The Champion of Baresh is very much in keeping with the rest of Ms. Grant’s Vash Nadah series: strong women flying against tradition in a heavily male-dominated society. Some of the sexual double standards, which I found quite “icky” in previous books, are downplayed in The Champion of Baresh, which was a plus for me. In its place, the disparity between privilege and poverty is managed with masterful attention to detail and just enough emphasis to make its points without being preachy. I did find it surprising that the class difference was not judged more harshly – or at least addressed more specifically – by more of the secondary characters among the Vash and their retainers towards the end of the book. Perhaps this represents progress in the development of the society, albeit perhaps more rapidly than real life social change occurs, but it might have been a bit more clearly explained.
After his enigmatic appearances as a side character in The Star Prince and The Star Princess, I was delighted to see Klark Vedla get his own book and his own chance for a happily ever after. I was glad to finally see events from his perspective. His sense of Vash Nadah honor, isolation, and regret for his previous actions are compelling, and his willingness to admit and correct a mistake is admirable. I appreciated his growth of character across all three books. Jemm, of course, is lovely as a tough but sweet young woman trying to keep her family safe and healthy amid difficult circumstances. It’s refreshing to see a romance novel heroine who is not struggling with low self-esteem. I love the way she acts independently to solve her problems throughout the book, despite being slightly swept away as events move rapidly in unexpected directions.

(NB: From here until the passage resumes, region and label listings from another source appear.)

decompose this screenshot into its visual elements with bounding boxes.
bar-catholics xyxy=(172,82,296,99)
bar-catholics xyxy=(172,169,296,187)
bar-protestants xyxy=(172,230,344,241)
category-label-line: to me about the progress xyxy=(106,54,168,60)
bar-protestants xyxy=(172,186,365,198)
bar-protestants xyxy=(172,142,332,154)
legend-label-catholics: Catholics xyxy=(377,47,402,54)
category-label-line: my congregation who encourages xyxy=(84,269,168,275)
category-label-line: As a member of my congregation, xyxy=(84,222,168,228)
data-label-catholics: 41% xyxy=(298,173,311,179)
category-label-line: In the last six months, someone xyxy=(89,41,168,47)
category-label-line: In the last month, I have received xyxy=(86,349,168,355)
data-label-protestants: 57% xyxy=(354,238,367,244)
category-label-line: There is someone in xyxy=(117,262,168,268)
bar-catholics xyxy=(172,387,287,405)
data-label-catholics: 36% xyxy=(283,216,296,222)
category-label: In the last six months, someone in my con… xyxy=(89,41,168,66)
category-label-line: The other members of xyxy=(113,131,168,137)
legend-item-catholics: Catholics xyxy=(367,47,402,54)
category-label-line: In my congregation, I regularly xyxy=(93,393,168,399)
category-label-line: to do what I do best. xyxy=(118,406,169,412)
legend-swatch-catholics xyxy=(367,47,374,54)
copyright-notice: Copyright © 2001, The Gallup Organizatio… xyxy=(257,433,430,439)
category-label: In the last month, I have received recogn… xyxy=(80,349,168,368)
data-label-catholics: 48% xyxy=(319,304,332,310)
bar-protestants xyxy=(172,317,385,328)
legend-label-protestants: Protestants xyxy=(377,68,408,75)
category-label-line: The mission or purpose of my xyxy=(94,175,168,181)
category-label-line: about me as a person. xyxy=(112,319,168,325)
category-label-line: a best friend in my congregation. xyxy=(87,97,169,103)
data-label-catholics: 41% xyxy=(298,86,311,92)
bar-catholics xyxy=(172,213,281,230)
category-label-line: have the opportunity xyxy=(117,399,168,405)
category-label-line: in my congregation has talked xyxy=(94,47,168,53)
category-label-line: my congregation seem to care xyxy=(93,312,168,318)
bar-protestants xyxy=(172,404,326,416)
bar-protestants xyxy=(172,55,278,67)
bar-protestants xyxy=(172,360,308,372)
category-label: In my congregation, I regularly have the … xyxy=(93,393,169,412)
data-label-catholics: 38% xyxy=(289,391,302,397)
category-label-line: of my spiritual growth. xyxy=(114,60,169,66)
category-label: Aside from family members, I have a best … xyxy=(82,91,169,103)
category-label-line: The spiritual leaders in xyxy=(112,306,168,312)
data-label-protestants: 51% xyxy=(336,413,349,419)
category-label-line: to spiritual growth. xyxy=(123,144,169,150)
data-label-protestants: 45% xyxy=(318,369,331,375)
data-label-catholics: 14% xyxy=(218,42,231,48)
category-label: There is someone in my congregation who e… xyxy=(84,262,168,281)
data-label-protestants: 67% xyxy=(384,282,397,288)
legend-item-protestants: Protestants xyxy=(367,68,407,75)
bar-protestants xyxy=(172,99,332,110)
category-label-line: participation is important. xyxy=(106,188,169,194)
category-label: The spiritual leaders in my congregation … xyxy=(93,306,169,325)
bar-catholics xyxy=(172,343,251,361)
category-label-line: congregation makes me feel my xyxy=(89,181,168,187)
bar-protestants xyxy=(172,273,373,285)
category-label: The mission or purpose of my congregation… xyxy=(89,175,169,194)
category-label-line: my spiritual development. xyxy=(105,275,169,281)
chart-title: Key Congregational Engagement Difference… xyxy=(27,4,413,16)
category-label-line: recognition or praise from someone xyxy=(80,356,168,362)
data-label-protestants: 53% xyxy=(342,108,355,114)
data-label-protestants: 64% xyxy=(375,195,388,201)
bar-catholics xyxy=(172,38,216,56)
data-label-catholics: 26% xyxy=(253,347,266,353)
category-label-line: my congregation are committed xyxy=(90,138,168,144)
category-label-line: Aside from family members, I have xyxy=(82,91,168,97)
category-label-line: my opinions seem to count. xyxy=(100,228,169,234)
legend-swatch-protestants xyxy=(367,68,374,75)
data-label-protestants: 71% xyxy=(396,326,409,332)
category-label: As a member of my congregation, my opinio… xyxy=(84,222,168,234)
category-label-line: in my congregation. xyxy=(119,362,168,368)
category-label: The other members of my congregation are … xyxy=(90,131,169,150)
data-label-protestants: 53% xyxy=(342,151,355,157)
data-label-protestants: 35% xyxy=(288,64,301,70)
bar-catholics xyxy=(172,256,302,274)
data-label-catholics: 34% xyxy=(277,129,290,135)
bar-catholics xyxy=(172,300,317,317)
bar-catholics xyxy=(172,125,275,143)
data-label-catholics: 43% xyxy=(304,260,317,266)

The game of Bajha is an interesting combination of fencing and Blind Man’s Bluff, with aspects of meditation, steeped in centuries-long tradition of military honor, and followed with the fervor of modern football. Even as a dedicated non-sports fan, I enjoyed the descriptions of the various Bajha matches, which were original, detailed, and at times suspenseful. However, I have to admit, I never really “got” the fanaticism aspect of football (either American or European) even in real life, and therefore had a bit of difficulty seeing success in the sports arena as a convincing vehicle for Klark to counteract his galactic-level humiliation and restore his family honor. However, I know I’m in the minority on this, and I imagine it won’t be a problem for other readers.
To say The Champion of Baresh is not my favorite of all Susan Grant’s books is to say I prefer Chocolate Moose Tracks ice cream over Rocky Road. It still deserves 5 stars in my opinion, it’s still among my favorite books, and I will still read it over and over. And as always, my final question is… when can I buy the audiobook?
I received a free review copy of this book in exchange for an honest review.